PARTECIPAZIONE AL CANTO NELLA MESSA
Dal Maestro Aurelio Porfiri
Ci sono stati pochi temi che hanno catturato l'attenzione degli addetti alle cose liturgiche come quello della partecipazione. Questo termine è stato impugnato ora da una, ora dall'altra fazione come se ognuno ne possedesse il significato segreto, recondito, rivelato soltanto ad un ceto eletto che faceva così sconfinare pur legittimi dibattiti su questo tema in riunioni di liturgisti gnostici. Gnostici perché si è fatto della partecipazione, specie nel dopo concilio, un tema di battaglia di cui però si celavano le coordinate interpretative, facendola così contenitore di ogni istanza di tipo politico, sociologico, psicologico.
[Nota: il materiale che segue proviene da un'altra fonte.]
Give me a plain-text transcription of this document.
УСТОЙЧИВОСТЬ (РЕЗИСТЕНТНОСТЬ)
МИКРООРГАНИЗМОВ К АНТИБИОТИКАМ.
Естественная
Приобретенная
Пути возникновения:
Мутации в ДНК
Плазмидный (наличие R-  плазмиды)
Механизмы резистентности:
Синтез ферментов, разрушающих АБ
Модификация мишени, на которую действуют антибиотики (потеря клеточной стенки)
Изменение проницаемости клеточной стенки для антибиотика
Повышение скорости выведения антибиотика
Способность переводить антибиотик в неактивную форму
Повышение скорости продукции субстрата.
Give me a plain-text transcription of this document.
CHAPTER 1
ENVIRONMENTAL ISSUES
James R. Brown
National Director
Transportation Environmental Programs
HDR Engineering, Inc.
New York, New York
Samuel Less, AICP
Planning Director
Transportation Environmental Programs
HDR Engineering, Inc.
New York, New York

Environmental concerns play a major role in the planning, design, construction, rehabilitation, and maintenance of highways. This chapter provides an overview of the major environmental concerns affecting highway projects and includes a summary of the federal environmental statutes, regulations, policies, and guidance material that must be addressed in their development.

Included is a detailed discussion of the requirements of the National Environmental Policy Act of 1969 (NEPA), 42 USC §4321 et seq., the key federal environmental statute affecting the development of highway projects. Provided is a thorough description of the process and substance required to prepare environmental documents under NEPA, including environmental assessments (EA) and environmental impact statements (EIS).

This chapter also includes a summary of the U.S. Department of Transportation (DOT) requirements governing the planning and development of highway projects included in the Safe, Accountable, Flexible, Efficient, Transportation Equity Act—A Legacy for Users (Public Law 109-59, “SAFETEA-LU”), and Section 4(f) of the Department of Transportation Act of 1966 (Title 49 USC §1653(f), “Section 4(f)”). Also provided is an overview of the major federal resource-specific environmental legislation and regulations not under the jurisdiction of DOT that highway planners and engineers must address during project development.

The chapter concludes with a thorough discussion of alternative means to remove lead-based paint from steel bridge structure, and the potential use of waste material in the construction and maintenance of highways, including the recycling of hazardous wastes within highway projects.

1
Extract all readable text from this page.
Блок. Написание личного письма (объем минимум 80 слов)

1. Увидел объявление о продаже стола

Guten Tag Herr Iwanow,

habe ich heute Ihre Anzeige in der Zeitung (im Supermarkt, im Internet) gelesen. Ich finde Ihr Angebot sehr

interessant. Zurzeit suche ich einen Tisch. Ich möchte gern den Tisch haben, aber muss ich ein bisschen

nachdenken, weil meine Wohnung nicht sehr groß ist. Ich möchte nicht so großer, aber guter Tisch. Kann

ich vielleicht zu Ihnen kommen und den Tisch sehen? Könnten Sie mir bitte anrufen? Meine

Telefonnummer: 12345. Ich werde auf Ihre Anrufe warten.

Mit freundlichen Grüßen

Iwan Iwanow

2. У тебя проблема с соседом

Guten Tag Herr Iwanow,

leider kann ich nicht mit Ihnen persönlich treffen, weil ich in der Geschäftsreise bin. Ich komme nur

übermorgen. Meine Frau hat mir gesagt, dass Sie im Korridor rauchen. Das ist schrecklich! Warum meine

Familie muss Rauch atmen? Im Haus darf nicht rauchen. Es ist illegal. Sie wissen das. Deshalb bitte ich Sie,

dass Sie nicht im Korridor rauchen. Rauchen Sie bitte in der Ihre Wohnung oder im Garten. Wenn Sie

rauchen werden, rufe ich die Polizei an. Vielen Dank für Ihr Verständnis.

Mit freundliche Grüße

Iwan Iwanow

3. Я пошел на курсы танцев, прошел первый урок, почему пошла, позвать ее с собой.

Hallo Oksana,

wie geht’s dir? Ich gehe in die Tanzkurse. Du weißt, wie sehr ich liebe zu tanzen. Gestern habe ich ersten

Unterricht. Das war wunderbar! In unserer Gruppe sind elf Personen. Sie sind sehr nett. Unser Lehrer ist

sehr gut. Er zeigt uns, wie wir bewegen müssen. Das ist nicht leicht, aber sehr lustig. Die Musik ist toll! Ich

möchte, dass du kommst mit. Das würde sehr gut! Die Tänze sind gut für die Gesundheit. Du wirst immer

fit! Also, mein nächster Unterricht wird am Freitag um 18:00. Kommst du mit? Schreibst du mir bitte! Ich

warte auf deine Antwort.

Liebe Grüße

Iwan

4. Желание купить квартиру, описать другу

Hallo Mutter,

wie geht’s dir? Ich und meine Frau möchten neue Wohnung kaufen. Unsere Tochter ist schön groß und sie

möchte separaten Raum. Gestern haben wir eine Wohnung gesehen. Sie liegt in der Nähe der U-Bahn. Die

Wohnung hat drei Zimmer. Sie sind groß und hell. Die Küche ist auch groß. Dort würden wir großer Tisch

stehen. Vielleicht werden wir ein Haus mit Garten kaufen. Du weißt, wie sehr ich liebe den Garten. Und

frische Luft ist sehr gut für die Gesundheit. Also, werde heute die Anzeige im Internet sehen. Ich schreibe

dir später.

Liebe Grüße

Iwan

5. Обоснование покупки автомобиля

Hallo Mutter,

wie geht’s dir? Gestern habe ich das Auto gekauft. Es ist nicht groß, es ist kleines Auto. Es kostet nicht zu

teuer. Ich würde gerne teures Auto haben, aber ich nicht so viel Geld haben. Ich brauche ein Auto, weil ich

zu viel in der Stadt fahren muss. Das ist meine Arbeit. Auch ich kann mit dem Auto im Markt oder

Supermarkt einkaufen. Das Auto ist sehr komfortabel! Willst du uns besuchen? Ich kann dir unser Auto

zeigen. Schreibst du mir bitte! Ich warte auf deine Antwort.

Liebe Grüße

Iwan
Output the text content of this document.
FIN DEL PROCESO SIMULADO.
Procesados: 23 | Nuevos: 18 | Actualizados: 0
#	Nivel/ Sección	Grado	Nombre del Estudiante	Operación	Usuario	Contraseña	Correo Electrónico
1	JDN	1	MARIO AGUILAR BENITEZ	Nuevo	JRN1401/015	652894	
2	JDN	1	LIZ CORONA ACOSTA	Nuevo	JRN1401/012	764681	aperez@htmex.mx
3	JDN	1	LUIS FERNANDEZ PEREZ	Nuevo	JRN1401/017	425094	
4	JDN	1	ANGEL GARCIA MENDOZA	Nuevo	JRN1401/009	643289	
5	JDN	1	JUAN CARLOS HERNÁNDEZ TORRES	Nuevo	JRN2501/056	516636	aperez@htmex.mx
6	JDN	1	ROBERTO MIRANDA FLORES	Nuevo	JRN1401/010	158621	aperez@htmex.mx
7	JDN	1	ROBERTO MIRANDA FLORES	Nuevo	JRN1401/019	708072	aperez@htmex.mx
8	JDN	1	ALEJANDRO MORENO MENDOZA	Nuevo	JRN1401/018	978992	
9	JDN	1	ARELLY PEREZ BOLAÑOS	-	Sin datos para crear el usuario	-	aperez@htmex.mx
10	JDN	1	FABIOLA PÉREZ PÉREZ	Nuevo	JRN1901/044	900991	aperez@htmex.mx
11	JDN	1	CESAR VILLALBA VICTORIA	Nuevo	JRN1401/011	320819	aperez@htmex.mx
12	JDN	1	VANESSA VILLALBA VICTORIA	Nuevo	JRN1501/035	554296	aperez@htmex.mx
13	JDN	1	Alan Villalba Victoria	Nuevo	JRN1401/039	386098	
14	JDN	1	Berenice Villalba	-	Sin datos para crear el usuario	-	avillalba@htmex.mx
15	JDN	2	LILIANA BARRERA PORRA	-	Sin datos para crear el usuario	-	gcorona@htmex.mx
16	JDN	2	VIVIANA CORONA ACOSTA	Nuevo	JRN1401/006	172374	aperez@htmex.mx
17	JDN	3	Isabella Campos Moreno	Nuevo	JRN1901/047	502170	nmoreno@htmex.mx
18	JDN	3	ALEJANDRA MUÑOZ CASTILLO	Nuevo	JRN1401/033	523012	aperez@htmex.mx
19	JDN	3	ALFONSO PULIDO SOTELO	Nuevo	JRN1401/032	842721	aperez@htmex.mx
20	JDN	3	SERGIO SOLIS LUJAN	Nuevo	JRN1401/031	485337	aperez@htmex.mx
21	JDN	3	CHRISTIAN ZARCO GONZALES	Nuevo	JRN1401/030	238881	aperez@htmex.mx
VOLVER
"Partecipare" è significato per alcuni che tutti fanno tutto, ma questo tipo di interpretazione è mortificante del vero significato della partecipazione che non è nella modalità del fare ma in quella dell'essere che non esclude il fare ma lo contiene in un processo più grande e più articolato. Il fare presuppone l'essere e ciò che si va facendo, non è fine a se stesso. Ora, questo va precisato meglio.
Due confusioni speculari
La Sacrosanctum Concilium definisce la liturgia "azione sacra". Ciò farebbe pensare che l'elemento del fare sia preminente e più importante di quello dell'essere, ma in realtà bisogna leggere questa definizione nella sua interezza, in quanto quel "sacra" qualifica l'azione e così il fare dell'azione si innesta sull'essere dell'elemento sacro. Così come in una croce, l'elemento dell'essere è già alla nostra origine, già innestato nel calvario, mentre quello del fare viene dai noi portato lungo la "via dolorosa" che è la nostra vita. Quindi, pur essendo actio essa è ordinata alla modalità del sacro, che da senso a questa azione facendola rifuggire da un puro muoversi di tipo vitalistico. Cantare per cantare non ha senso, non ha senso dire che l'assemblea canta se questo canto (il fare) non è innestato nella sola reale presenza (diremmo con Divo Barsotti) che fonda la categoria dell'essere. Sant'Agostino ci ha insegnato che in interiore homine habitat veritas.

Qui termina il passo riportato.